Ella negó con la cabeza y señaló en dirección a la parte delantera de la casa. «Reúnete conmigo en la puerta principal.» Cerró la ventana y corrió escaleras abajo. Era entrada la mañana; la luz que penetraba por las ventanas era fuerte y dorada, pero todas las luces estaban apagadas y la casa estaba en silencio. «Amatis debe dormir aún», pensó.

Clary fue a la puerta principal, descorrió el cerrojo, y la abrió. Sebastian estaba allí, de pie en el escalón de la entrada, y una vez más ella tuvo aquella sensación, aquel extraño estallido de reconocimiento, aunque fue más leve en esta ocasión.
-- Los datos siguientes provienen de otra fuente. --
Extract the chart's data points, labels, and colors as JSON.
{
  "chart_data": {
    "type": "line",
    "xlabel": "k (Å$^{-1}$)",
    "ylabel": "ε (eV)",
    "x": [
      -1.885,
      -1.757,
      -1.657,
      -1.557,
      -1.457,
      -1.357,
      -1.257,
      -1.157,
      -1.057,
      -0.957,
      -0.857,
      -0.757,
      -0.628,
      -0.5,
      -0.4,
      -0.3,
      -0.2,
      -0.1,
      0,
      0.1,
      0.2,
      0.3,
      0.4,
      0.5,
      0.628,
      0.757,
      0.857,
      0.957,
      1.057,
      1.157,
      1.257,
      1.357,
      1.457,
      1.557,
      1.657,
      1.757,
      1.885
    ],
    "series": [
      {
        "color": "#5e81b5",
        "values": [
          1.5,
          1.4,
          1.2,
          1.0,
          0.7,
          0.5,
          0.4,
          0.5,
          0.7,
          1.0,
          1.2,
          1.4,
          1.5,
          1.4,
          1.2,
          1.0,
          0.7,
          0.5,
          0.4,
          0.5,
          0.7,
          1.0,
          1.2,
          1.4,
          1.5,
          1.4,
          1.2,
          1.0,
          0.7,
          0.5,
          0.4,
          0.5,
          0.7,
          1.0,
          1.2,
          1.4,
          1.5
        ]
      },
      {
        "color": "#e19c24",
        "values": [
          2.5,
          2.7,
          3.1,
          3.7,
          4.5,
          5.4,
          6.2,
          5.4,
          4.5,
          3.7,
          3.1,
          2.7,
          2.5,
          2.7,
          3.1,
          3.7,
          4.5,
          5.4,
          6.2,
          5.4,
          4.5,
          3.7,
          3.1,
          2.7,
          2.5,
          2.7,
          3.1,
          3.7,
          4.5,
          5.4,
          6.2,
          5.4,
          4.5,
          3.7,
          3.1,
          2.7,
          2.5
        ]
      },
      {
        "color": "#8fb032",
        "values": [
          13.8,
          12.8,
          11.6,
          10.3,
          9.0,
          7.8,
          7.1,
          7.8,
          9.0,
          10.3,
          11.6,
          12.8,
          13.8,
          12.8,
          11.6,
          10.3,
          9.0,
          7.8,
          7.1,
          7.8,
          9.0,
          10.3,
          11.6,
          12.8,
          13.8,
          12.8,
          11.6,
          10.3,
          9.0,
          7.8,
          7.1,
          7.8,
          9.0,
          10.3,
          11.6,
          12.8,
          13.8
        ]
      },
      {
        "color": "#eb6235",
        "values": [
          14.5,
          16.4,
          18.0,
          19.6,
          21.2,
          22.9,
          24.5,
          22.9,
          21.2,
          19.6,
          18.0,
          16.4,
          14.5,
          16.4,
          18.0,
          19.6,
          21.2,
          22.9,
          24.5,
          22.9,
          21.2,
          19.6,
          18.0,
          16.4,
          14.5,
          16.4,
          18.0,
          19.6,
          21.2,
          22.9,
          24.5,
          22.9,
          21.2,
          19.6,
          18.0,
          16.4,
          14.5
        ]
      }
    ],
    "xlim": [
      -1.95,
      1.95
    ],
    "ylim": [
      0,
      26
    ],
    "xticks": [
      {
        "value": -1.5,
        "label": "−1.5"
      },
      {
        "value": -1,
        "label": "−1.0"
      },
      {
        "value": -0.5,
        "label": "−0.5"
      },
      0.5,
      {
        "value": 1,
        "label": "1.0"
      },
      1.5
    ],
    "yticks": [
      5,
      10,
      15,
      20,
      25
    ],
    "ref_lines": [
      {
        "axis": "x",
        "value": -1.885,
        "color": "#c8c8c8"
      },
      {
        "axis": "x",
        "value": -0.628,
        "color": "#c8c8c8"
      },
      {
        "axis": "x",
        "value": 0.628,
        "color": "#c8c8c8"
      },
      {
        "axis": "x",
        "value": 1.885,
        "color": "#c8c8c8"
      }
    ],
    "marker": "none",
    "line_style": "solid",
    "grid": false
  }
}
Le sonrió débilmente.

—Has arrojado piedras a mi ventana —dijo—. Pensaba que la gente sólo hacía eso en las películas.

Él sonrió burlón.

—Bonito pijama. ¿Te he despertado?

—Quizá.

—Lo siento —dijo él, aunque no parecía sentirlo—Pero esto no podía esperar. A propósito, tal vez quieras correr escaleras arriba y vestirte. Pasaremos el día juntos.

—Vaya. Muy seguro de ti mismo, ¿verdad? —dijo ella, aunque probablemente los chicos con el aspecto de Sebastian en realidad no tenían motivos para sentir otra cosa que seguridad en sí mismos. Negó con la cabeza—. Lo siento, pero no puedo. No puedo abandonar la casa. Hoy no.

Una tenue arruga de preocupación apareció entre los ojos del muchacho.

—Ayer saliste.

—Lo sé, pero eso fue antes de… —«Antes de que Amatis me hiciera sentir como una enana de cinco centímetros.» —Simplemente no puedo. Y por favor no intentes persuadirme de que lo haga, ¿de acuerdo?

—De acuerdo —dijo él—. No discutiré. Pero al menos deja que te diga lo que he venido a decirte. Luego, lo prometo, si todavía quieres que me vaya, me iré.

—¿Qué es?

Él alzó el rostro, y ella se preguntó cómo era posible que unos ojos oscuros pudiesen resplandecer exactamente como los dorados.

—Sé dónde puedes encontrar a Ragnor Fell.

Clary necesitó menos de diez minutos para correr escaleras arriba y vestirse de cualquier manera, garabatear una nota a Amatis y volver a reunirse con Sebastian, que la esperaba junto al canal. El muchacho sonrió de oreja a ojera mientras ella corría a su encuentro, sin aliento, con el abrigo verde echando sobre un brazo.

—Ya estoy aquí —dijo ella, deteniéndose con un patinazo—. ¿Podemos ir ahora?

Sebastian insistió en ayudarla a ponerse el abrigo.

—No creo que nadie me haya ayudado jamás con el abrigo —comentó Clary, liberando los cabellos que habían quedado atrapados bajo el cuello—. Bueno, a lo mejor algún camarero. ¿Has sido camarero alguna vez?